German Constitutional Court: No Protection against the Seizure of Documents Relating to “Internal Investigations” at Law Firms
Law firms and the companies had put their trust in the German Constitutional Court. They had hoped that the highest German court would provide some clarity about the seizure exemption for documents relating to an internal investigation that are kept by the law firm charged with the investigation. The German Constitutional Court did provide clarity, but not of the kind the stakeholders had hoped for, because the German Constitutional Court held that it was legal to seize the documents at the US Law Firm Jones Day relating to the internal investigation at VW and Audi in connection with the diesel issue.
Volkswagen AG, the Law Firm Jones Day as well as some individual attorneys involved had filed constitutional complaints against the search warrants, the seizure, and the negative legal remedy decisions. They criticized mostly that the seizures illegally interfered with the attorney/client relationship between Volkswagen AG and Jones Day. The German Constitutional Court, however, dismissed the constitutional complaints. The reasons for the dismissals provided by the German Constitutional Court basically contain the following core statements:
- Documents resulting from an attorney/client relationship are not exempt from seizure in and of themselves, but only, if the client is a defendant already.
- As long as the initiation of proceedings against the company as the potential debtor of a corporate fine is not objectively expected yet, the company is not yet a defendant entitled to a freedom from seizure.
- The seizure protection relation to an attorney/client relationship between the attorney and the parent company cannot be applied to its subsidiaries.
- Law firms that are based abroad and who do most of their business abroad cannot claim the protection of German Basic Law.

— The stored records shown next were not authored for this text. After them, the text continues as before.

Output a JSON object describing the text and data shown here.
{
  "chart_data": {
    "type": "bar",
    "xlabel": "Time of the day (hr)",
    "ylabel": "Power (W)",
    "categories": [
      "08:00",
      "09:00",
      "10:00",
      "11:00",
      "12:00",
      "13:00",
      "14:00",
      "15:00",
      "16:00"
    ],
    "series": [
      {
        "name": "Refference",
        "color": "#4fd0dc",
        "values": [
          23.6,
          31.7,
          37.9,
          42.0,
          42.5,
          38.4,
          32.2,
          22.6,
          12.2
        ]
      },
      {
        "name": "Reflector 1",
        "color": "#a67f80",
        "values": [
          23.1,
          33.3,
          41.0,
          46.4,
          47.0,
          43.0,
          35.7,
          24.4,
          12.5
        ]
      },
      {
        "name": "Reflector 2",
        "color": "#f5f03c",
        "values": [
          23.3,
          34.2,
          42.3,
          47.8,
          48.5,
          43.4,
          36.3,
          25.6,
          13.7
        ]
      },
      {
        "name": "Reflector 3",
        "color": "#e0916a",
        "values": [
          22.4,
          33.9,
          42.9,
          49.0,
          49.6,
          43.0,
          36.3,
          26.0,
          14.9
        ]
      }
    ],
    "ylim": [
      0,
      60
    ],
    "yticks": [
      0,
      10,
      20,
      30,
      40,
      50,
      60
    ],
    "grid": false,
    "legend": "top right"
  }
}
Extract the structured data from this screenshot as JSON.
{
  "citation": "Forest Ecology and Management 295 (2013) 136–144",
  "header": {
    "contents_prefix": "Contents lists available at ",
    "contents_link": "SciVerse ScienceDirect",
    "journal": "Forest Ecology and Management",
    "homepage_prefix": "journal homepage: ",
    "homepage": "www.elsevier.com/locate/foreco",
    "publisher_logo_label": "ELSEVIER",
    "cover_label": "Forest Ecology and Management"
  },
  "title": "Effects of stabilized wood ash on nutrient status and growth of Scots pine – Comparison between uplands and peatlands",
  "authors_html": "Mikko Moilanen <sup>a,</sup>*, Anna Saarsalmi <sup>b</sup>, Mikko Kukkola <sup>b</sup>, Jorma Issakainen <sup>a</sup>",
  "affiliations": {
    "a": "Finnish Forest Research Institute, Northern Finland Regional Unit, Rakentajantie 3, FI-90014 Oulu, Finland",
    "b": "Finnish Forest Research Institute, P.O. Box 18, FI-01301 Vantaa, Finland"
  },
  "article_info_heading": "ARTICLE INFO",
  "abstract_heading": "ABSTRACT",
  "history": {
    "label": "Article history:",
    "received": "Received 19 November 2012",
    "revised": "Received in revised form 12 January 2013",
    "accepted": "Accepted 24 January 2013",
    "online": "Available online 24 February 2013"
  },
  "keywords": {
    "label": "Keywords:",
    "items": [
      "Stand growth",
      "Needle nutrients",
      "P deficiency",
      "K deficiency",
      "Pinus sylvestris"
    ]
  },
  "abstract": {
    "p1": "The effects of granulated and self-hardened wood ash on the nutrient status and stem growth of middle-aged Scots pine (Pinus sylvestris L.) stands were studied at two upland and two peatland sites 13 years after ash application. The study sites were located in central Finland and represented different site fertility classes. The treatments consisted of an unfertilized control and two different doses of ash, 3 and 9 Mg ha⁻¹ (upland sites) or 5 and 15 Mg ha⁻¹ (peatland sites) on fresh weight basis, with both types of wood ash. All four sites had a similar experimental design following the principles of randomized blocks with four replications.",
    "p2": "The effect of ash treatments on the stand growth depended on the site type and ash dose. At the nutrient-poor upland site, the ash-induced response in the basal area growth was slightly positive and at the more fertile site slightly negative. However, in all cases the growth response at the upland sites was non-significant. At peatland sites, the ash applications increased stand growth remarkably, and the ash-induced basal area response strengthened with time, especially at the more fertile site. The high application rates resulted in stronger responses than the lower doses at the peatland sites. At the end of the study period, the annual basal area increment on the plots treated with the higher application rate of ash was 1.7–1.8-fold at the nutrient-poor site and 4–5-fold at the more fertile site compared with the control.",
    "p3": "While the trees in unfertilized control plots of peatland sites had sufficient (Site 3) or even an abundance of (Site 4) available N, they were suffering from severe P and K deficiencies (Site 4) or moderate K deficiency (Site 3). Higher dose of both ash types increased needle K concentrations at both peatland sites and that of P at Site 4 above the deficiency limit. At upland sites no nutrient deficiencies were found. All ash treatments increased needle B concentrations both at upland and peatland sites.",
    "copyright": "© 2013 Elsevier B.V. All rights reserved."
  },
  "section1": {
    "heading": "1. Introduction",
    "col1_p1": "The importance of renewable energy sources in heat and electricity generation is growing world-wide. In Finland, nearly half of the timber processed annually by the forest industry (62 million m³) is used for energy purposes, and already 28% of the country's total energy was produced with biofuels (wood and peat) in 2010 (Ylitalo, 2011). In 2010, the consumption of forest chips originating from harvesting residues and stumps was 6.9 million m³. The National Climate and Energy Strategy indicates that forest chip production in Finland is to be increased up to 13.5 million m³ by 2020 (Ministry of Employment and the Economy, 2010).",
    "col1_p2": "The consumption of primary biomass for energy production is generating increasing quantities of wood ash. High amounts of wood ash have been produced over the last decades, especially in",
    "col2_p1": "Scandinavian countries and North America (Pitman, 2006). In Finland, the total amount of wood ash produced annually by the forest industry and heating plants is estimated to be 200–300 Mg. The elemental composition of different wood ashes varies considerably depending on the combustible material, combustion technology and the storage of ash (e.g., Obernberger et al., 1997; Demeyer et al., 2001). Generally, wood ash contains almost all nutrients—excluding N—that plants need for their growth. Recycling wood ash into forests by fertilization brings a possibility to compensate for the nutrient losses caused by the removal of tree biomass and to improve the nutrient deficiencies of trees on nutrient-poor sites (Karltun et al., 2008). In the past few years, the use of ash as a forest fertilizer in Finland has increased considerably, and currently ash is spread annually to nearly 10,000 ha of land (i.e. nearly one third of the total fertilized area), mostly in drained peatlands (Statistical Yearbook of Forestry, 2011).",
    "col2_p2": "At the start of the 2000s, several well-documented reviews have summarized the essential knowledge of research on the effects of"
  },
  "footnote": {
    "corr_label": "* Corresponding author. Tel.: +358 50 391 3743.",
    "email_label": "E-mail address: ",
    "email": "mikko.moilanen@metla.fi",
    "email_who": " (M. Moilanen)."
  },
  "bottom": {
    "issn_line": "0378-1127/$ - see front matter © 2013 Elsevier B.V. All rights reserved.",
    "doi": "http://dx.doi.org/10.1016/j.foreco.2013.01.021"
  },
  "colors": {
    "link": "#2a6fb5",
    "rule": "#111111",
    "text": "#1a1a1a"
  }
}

Not much can be said against the decisions of the German Constitutional Court from a purely legal (constitutional) perspective. They clearly show, however, that there is an urgent need in practice for a legal provision governing internal investigations and corporate criminal law. The German Code of Criminal Procedure, which focuses on the traditional defense of the individual, is simply no longer suitable for the defense of companies on the basis of modern compliance parameters, which include internal investigations. It is very disconcerting and unfair from a procedural standpoint to encourage companies to investigate any violations committed by members of the company against certain regulations within the context of due compliance itself, but then not to protect any documents that may have been drafted by an attorney in connection with these internal investigations against access by a prosecutor.
The formal argument for the lawfulness of a seizure, i.e., that the company is not (yet) a defendant while the investigations against company members are ongoing, may be in line with the provisions of the German Criminal Code of Procedure, but it is lacking. Especially the investigations in the Volkswagen case make this very clear. At the time the documents were seized, no proceedings had been initiated against the company, and the documents from the internal investigation could therefore, according to the German Constitutional Court, be seized. That did not, however, prevent the prosecution from initiating proceedings against the company at a later date, and is now armed with the results of the internal investigation. The differentiation between the proceedings against company members and the company itself therefore seems very artificial.
This uncertainty is untenable for companies from a constitutional point of view. The legal provisions for internal investigations announced in the coalition agreement should therefore contain a comprehensive prohibition of the gathering and using of evidence and information gathered by attorneys over the course of internal investigations that is similar to the “attorney privilege” known from US law. Otherwise, attorneys are degraded to auxiliary investigators of the prosecution, which is concerned about its capacities.
Should companies completely stop conducting internal investigations until the announced provisions are in place? Certainly not! Clearly, the decision by the German Constitutional Court put a significant damper on the good-faith efforts of companies to work on their “sins of the past.” Not to perform internal investigations at the start of a self-cleaning process would, however, be fatal for companies if this might cause them to continue violating the law. In response to the decisions by the German Constitutional Court, companies and attorneys should, going forward, structure their attorney/client relationships in a clearer manner. An internal investigation as a defense of the company should be clearly delimited from “normal” attorney consulting services. In addition, it is important to ensure that group companies are formally included in the attorney/client relationship with the group parent. As the case may be, an earlier cooperation with the investigating authorities may prevent them from making a surprise visit to a law firm as well.